What is one failure you had as an entrepreneur, and how did you overcome it?
There are times that a physician will experience a “failure” to treat a patient; this can be due to patient non-compliance, failure of the patient to return to clinic for a follow up, adverse effects due to the prescribed treatment, or recalcitrant disease. This can be mitigated by making sure there is appropriate discussion with the patient about the importance of compliance with treatment and possible side effects, making sure that medical staff contact the patient to schedule timely follow-up visits, and promoting a collaborative approach to health care between the medical staff, specialists, the patient, and their family.
What is one business idea that you’re willing to give away to our readers?
Opening up a clinic that has primary care, multiple specialists, support medical services (health coaches, behavioral therapists, diabetic educators, physical therapists), and a pharmacy all in one building.
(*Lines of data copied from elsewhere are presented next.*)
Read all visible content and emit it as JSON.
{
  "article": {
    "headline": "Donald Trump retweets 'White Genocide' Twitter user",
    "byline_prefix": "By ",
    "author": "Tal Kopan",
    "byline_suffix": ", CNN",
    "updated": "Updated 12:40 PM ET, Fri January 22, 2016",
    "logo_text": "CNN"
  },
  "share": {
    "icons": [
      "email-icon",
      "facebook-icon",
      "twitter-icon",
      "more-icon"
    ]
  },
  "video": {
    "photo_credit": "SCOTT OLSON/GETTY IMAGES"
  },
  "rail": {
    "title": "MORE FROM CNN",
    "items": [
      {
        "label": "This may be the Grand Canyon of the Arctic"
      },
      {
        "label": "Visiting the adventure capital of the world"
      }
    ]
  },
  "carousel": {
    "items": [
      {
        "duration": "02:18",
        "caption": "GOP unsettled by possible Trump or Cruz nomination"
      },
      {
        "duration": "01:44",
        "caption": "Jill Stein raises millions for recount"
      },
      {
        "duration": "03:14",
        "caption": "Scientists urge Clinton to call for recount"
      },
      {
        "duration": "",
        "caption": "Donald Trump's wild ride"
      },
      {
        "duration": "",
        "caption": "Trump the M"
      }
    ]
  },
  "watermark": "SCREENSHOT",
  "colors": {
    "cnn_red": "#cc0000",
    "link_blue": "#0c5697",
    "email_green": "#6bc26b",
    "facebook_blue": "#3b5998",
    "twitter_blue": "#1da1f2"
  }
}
In other words, a clinic that is a “one-stop shop”, a true patient centered medical home.
What is the best $100 you recently spent? What and why?
The best 100$ dollars I have spent recently was on joining a local gym that has great facilities, including a short course Olympic pool; the gym is now a place I spend many of my evenings, staying active to promote a healthy lifestyle.
What is one piece of software or a web service that helps you be productive?
New emerging electronic medical record software continues to improve, automating many functions that used to have to be done the medical staff or physicians. Less effort spent on time consuming paperwork allots more time spent with the patient and improving patient care.
What is the one book that you recommend our community should read and why?
Mary Shelley’s Frankenstein, the book is an easy read and even though it was written in the 19th century, I find that it is still relevant today and it addresses many fundamental human questions and explores human emotion. Another good book I recommend, especially for medical students or residents, is House of God by Samuel Shem.
What is your favorite quote?
“Two roads diverged in a wood, and I—I took the one less traveled by, and that has made all the difference.”– Robert Frost
1. Stay strong and maintain a positive outlook.
2. Pay attention to detail and stay well organized.
3. As a physician, always ensure the highest quality of care.